Ojemda's clinical data from the pivotal FIREFLY-1 trial, published in Nature Medicine, demonstrated its profound impact. The study showed an overall response rate of 64% and a clinical benefit rate of 91% in its initial patient cohort. Follow-up data presented in late 2025 further underscored its durability, with a median duration of response of 19.4 months and many young patients remaining off therapy for extended periods. Its once-weekly oral dosing also offers a significant quality-of-life advantage over more intensive daily regimens.

"Joining Servier represents a unique opportunity to extend the reach of our science and our lead program in pediatric low–grade glioma," stated Jeremy Bender, Ph.D., chief executive officer of Day One. He emphasized that Servier’s commitment to the rare disease community aligns with the "patient–first mindset" that has defined Day One since its founding.

With a pivotal Phase 3 trial (FIREFLY-2) underway to evaluate Ojemda as a front-line treatment, Servier is now poised to potentially establish a new standard of care for newly diagnosed patients, a market with significant unmet need. Ojemda's sales, which reached $155.4 million in 2025, are projected to grow to between $225 million and $250 million in 2026, providing an immediate revenue stream to fuel further development.

A Bellwether Deal in a Rebounding M&A Market

The $2.5 billion price tag, representing a 68% premium over Day One's closing price on March 5, reflects the high value placed on de-risked, innovative assets in the current biopharmaceutical landscape. The deal is seen as a bellwether for a rebounding M&A market in 2026, where large pharmaceutical companies are flush with cash and facing looming patent expirations, creating an urgent need to replenish their pipelines.

After a more muted 2025, industry analysts have predicted a surge in acquisitions, with a particular focus on companies with differentiated science and clear paths to market. The Servier-Day One transaction perfectly fits this mold. Servier is not just buying a single product but a specialized platform, including Day One's other pipeline assets like Emi-Le, an antibody-drug conjugate (ADC) in Phase 1 trials for solid tumors.

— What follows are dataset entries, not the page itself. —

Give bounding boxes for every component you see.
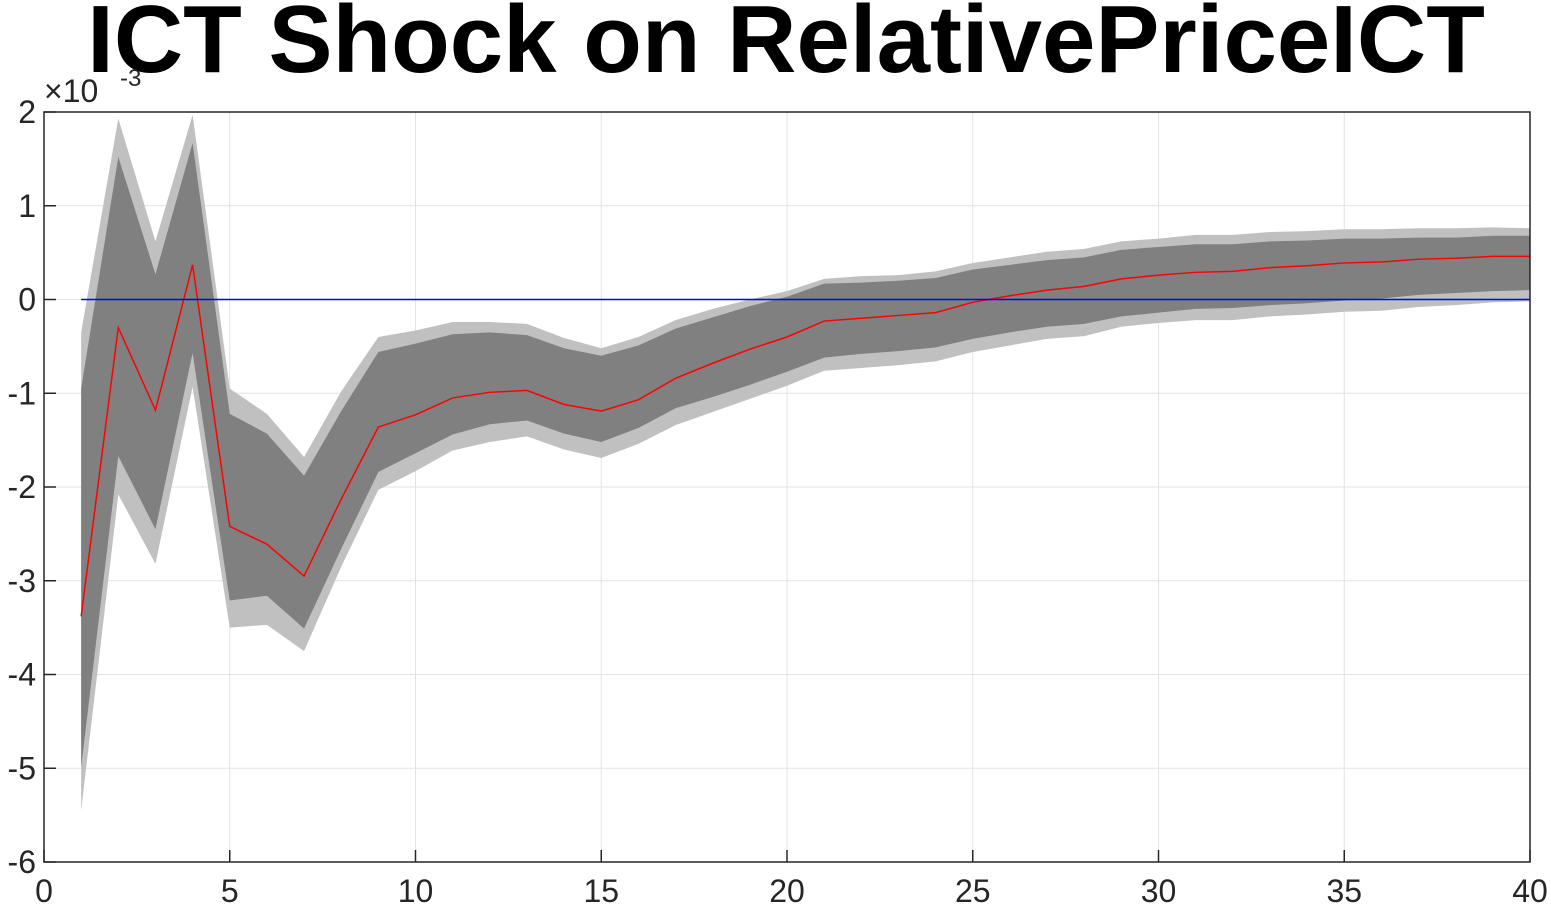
y-scale-factor: ×10 -3 xyxy=(44,65,141,109)
y-scale-base: ×10 xyxy=(44,73,98,109)
y-tick-label-5: -1 xyxy=(8,375,36,411)
y-tick-label-2: -4 xyxy=(8,657,36,693)
y-axis-ticks: -6 -5 -4 -3 -2 -1 0 1 2 xyxy=(8,94,56,880)
x-tick-label-8: 40 xyxy=(1512,873,1548,909)
x-tick-label-2: 10 xyxy=(398,873,434,909)
median-line xyxy=(80,255,1530,617)
y-tick-label-7: 1 xyxy=(18,188,36,224)
series-lines xyxy=(80,255,1530,617)
x-axis-ticks: 0 5 10 15 20 25 30 35 40 xyxy=(35,850,1548,909)
x-tick-label-0: 0 xyxy=(35,873,53,909)
x-tick-label-1: 5 xyxy=(221,873,239,909)
y-tick-label-1: -5 xyxy=(8,750,36,786)
x-tick-label-3: 15 xyxy=(583,873,619,909)
y-tick-label-4: -2 xyxy=(8,469,36,505)
x-tick-label-4: 20 xyxy=(769,873,805,909)
y-scale-exponent: -3 xyxy=(120,65,141,92)
x-tick-label-6: 30 xyxy=(1141,873,1177,909)
x-tick-label-7: 35 xyxy=(1326,873,1362,909)
chart-title: ICT Shock on RelativePriceICT xyxy=(87,0,1485,93)
y-tick-label-6: 0 xyxy=(18,282,36,318)
confidence-bands xyxy=(81,114,1530,811)
outer-band xyxy=(81,114,1530,811)
y-tick-label-3: -3 xyxy=(8,563,36,599)
y-tick-label-8: 2 xyxy=(18,94,36,130)
x-tick-label-5: 25 xyxy=(955,873,991,909)
y-tick-label-0: -6 xyxy=(8,844,36,880)
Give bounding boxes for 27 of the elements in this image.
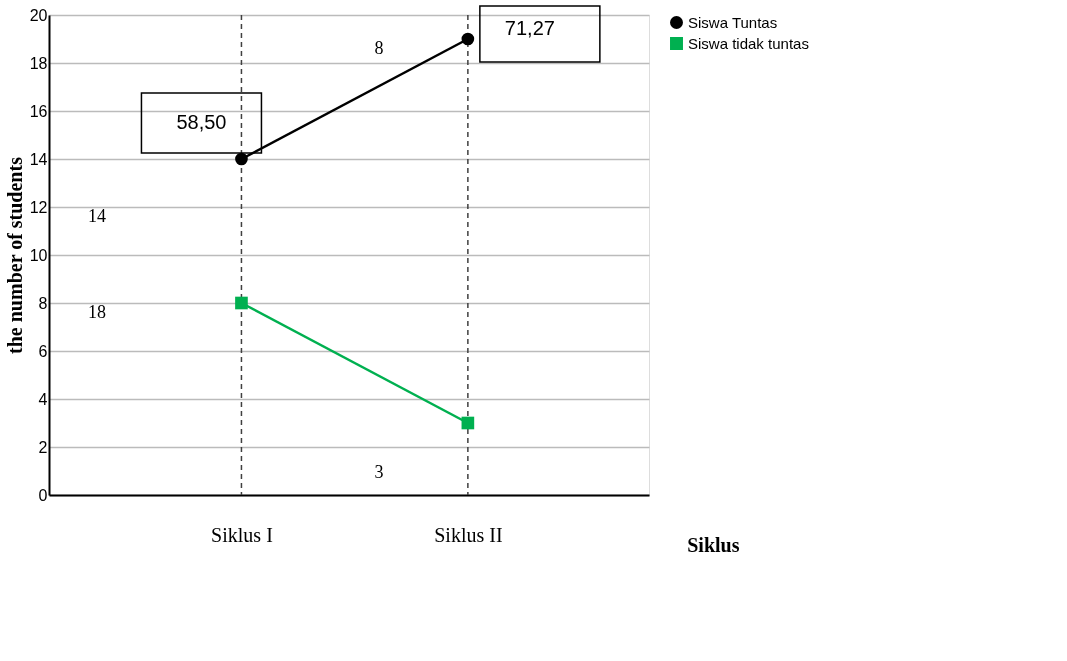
point: [461, 32, 475, 46]
annotation: 71,27: [504, 17, 555, 39]
annotation: 14: [88, 205, 106, 226]
y-tick-label: 10: [29, 246, 48, 264]
point: [461, 416, 475, 430]
y-axis-title: the number of students: [3, 156, 26, 354]
point: [235, 152, 248, 166]
y-tick-label: 14: [29, 150, 48, 168]
x-tick-label: Siklus I: [211, 523, 273, 546]
y-tick-label: 20: [29, 6, 48, 24]
y-tick-label: 6: [38, 342, 48, 360]
y-tick-label: 0: [38, 486, 48, 504]
y-tick-label: 2: [38, 438, 48, 456]
legend-label: Siswa tidak tuntas: [688, 34, 809, 52]
y-tick-label: 16: [29, 102, 48, 120]
y-tick-label: 12: [29, 198, 48, 216]
y-tick-label: 4: [38, 390, 48, 408]
y-tick-label: 18: [29, 54, 48, 72]
annotation: 18: [88, 301, 106, 322]
x-axis-title: Siklus: [687, 533, 740, 556]
annotation: 8: [374, 37, 384, 58]
legend-label: Siswa Tuntas: [688, 13, 778, 31]
y-tick-label: 8: [38, 294, 48, 312]
annotation: 58,50: [176, 111, 227, 133]
annotation: 3: [374, 462, 384, 483]
point: [235, 296, 248, 310]
x-tick-label: Siklus II: [434, 523, 503, 546]
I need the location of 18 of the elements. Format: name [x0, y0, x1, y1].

Financial markets reacted swiftly and positively to the news. Following the announcement, analysts at several firms adjusted their ratings on Day One to "Hold," with price targets aligning to the $21.50 offer, signaling that the valuation is considered fair and the deal likely to proceed. The acquisition underscores a broader industry trend: a strategic pivot towards rare diseases and precision oncology, where scientific innovation can lead to premium pricing and address critical patient needs in smaller, more defined populations.